Quem o garante é o presidente da Câmara local, Pedro Ribeiro, explicando que o projeto “está já numa fase avançada, tendo em vista a sua concretização”.

Segundo os números já apurados, o custo do equipamento deverá rondar os 350 mil euros, repartidos a meias entre a construção de raiz do edifício dentro do cemitério, que se situa bem no centro da cidade, e a aquisição do forno de cremação e restantes equipamentos.

O concurso público será lançado após os serviços do município concluírem o projeto.

Uma vez que não são admissíveis candidaturas a fundos europeus para este tipo de equipamentos, o investimento será suportado na totalidade pelos cofres do município.
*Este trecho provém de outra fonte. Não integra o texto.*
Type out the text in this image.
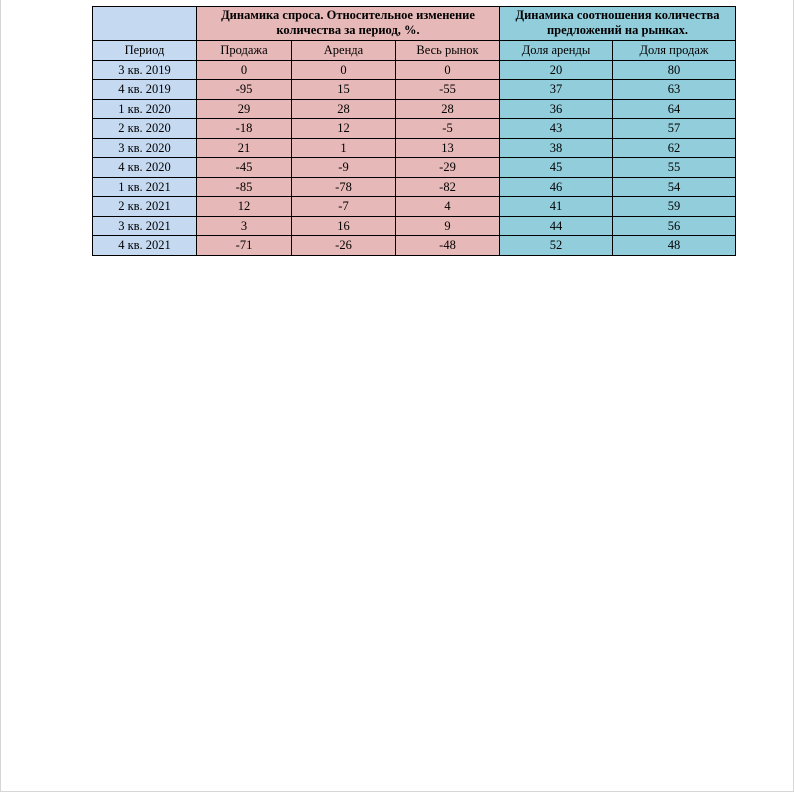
	Динамика спроса. Относительное изменение количества за период, %.			Динамика соотношения количества предложений на рынках.	
Период	Продажа	Аренда	Весь рынок	Доля аренды	Доля продаж
3 кв. 2019	0	0	0	20	80
4 кв. 2019	-95	15	-55	37	63
1 кв. 2020	29	28	28	36	64
2 кв. 2020	-18	12	-5	43	57
3 кв. 2020	21	1	13	38	62
4 кв. 2020	-45	-9	-29	45	55
1 кв. 2021	-85	-78	-82	46	54
2 кв. 2021	12	-7	4	41	59
3 кв. 2021	3	16	9	44	56
4 кв. 2021	-71	-26	-48	52	48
Contudo, segundo Pedro Ribeiro, a Câmara espera recuperar o dinheiro num prazo máximo de 10 anos, através da rentabilização do funcionamento do crematório.

A gestão do equipamento vai ser entregue à Junta de Freguesia de Almeirim, que pagará à Câmara uma verba anual para ir amortizando o investimento.

“A estrutura financeira do projeto e a forma como vamos conceder a sua exploração são alguns dos aspetos que ainda estão a ser desenhados”, explicou o autarca à Rede Regional.

Quando estiver em funcionamento, o crematório de Almeirim será o primeiro do Ribatejo e uma alternativa viável para as famílias que optam por este tipo de cerimónias fúnebres em relação ao enterro tradicional.

Neste momento, os que pretendem a cremação têm que se deslocar a Lisboa ou à Póvoa de Santa Iria, no concelho de Vila Franca de Xira, o que encarece bastante o custo dos funerais.